En ces temps, où tout semble se confondre, où les repères d’une période où l’on se parlait correctement s’effondrent, le Grand rafraîchissement de Benoît Duteurtre est une bénédiction.

Écrit entre présent et futur, ce roman met bien à plat ces périodes extraordinaires que l’on vit. Il y a le Covid, bien évidemment. Mais cette contamination ainsi que le réchauffement climatique n’expliquent sûrement pas l’actuelle attitude individuelle et collective des hommes dans la société. Une société qui remet tout en question avec une passion exacerbée. Et tout y passe avec plus ou moins de bonheur : de la colonisation, au rapport homme-femme en passant par les minorités ignorées et toutes les discriminations sans oublier les jugements médiatiques qui ont plus de valeur que la condamnation de la justice.

Dans son excellent roman, Benoît Duteurtre s’amuse à pousser le bouchon. Quoi que, parfois, on n’est pas loin de la vérité. Cette fantaisie littéraire commence par une bonne nouvelle. Nous en avons fini avec les canicules. La météo change et semble retrouver ses esprits pour aborder le grand rafraîchissement. La nature retrouve son enchantement entraînant un retour des saisons et des pluies. Ce qui n’est pas le cas des hommes toujours aussi dingues. Dans cette société de l’après réchauffement climatique, tout est dément.
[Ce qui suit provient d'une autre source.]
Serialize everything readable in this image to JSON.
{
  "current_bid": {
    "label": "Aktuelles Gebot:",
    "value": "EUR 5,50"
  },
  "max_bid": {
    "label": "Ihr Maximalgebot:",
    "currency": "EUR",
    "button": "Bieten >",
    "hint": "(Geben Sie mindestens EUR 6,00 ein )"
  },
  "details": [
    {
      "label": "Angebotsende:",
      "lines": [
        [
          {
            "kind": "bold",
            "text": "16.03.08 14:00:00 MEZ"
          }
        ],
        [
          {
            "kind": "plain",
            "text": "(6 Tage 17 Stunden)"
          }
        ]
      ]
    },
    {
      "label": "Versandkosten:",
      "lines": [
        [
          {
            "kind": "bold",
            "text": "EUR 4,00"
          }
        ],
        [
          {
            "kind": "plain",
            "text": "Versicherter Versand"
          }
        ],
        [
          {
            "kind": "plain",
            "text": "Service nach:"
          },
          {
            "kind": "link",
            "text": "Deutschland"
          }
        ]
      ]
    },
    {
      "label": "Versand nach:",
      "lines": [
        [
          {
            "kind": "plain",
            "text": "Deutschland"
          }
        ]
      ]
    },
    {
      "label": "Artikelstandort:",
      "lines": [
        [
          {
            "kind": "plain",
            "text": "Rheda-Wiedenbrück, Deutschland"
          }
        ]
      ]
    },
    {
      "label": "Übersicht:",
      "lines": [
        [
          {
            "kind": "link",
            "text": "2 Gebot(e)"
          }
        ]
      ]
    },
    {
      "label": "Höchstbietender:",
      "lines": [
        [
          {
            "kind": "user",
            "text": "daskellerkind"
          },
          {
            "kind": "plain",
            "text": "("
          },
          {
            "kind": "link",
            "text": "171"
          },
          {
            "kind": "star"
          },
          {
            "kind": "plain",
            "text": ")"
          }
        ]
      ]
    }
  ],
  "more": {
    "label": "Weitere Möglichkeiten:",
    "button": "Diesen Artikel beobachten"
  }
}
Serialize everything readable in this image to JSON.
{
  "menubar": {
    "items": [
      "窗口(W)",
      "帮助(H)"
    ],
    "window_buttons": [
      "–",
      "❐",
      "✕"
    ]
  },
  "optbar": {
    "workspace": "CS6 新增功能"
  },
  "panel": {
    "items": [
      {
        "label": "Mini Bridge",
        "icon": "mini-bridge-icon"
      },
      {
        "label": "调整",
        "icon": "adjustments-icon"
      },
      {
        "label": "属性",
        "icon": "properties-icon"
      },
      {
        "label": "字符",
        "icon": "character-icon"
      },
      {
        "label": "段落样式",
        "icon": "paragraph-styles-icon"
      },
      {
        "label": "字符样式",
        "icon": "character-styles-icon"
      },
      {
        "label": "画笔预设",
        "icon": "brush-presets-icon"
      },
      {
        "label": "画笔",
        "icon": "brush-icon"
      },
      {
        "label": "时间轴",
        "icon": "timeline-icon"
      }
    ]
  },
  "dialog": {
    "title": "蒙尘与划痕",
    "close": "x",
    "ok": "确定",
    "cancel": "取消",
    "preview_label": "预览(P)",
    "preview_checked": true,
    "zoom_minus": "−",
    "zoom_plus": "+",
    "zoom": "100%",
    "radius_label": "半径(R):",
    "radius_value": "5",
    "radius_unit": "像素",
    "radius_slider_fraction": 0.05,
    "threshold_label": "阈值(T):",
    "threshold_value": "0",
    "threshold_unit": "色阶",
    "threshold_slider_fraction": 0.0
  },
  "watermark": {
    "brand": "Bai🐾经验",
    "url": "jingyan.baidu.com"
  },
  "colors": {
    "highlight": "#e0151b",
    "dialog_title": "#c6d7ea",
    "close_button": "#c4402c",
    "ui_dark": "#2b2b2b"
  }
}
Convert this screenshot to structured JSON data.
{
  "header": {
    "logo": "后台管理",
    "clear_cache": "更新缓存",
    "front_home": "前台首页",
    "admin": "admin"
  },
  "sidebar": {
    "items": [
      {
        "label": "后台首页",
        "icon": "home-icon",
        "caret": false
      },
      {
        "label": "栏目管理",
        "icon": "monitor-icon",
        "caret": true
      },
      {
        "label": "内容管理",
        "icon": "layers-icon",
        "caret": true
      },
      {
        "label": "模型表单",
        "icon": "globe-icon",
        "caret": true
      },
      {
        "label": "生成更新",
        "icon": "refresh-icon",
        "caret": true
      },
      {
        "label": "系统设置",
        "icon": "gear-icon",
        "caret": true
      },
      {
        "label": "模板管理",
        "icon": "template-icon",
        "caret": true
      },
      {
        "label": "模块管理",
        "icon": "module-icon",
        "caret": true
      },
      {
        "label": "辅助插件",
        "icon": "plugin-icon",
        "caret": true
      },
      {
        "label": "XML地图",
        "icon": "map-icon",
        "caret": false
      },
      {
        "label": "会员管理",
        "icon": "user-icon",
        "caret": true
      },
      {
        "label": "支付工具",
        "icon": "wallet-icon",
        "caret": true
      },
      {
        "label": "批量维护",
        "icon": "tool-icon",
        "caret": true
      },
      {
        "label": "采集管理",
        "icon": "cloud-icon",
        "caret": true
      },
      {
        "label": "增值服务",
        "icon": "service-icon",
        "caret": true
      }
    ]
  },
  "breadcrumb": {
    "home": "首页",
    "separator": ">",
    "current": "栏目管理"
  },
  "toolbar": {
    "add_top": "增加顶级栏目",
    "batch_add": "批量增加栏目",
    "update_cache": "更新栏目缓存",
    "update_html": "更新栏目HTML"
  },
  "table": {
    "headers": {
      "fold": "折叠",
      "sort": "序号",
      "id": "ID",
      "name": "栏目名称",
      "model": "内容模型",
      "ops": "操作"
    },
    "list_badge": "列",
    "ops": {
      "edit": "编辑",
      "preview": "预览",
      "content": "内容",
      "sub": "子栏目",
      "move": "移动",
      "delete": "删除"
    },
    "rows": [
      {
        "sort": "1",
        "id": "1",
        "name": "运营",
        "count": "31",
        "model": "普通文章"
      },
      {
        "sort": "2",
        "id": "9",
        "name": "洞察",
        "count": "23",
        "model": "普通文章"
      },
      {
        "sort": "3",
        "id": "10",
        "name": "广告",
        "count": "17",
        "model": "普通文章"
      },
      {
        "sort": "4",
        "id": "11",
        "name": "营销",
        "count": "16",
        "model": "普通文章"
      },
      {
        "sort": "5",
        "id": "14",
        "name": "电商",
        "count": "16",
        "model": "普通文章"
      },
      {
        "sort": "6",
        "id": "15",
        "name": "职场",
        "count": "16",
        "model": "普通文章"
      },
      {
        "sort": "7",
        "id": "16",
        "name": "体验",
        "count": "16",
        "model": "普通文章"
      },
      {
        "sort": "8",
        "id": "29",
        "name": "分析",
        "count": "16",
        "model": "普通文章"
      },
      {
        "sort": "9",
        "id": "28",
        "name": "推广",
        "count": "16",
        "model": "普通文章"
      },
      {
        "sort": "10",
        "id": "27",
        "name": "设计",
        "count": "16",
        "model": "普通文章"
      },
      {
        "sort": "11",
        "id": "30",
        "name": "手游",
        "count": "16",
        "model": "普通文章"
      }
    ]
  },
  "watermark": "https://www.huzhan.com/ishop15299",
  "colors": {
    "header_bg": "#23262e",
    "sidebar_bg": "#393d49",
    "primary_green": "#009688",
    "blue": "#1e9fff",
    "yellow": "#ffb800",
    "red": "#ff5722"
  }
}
Un matin, certaines personnes n’ayant pas grand-chose à se reprocher, sont arbitrairement interpellés. La « rafle du VIIe » est sidérante. Les policiers arrêtent des personnes d’un quartier chic de Paris en application de la LJE : la Loi pour une Justice Équitable. Une loi digne des pays totalitaires, dont le seul but est est de faire suivre à des citoyens des beaux quartiers la même procédure judiciaire que des habitants des quartiers dits sensibles. Histoire de montrer à tous les justiciables l’impartialité des autorités.

C’est cette aventure que va connaître entre autres Anne-Charlotte, issue d’une famille privilégiée. Reconnue coupable d’avoir acheté des couteaux et d’être en possession d’armes blanches, Anne-Charlotte écope d’un travail d’intérêt général à effectuer dans un quartier sensible. La présence d’une bourgeoise en dehors de sa zone de confort dans le septième arrondissement de Paris est parfaitement narrée par l’auteur. Protégée par Mouloud, policier et habitant ce quartier, Anne-Charlotte parvient à trouver ses marques et à se faire accepter par les revendeurs de drogue. L’histoire de Mouloud et d’Anne-Charlotte conclut ce livre qui nous fait penser qu’à une époque pas si lointaine, le bon sens et le respect de l’autre, c’était pas si mal que ça !

Pascal Hébert

Le grand rafraîchissement, de Benoît Duteurtre. Éditions Gallimard. 216 pages. 20 €.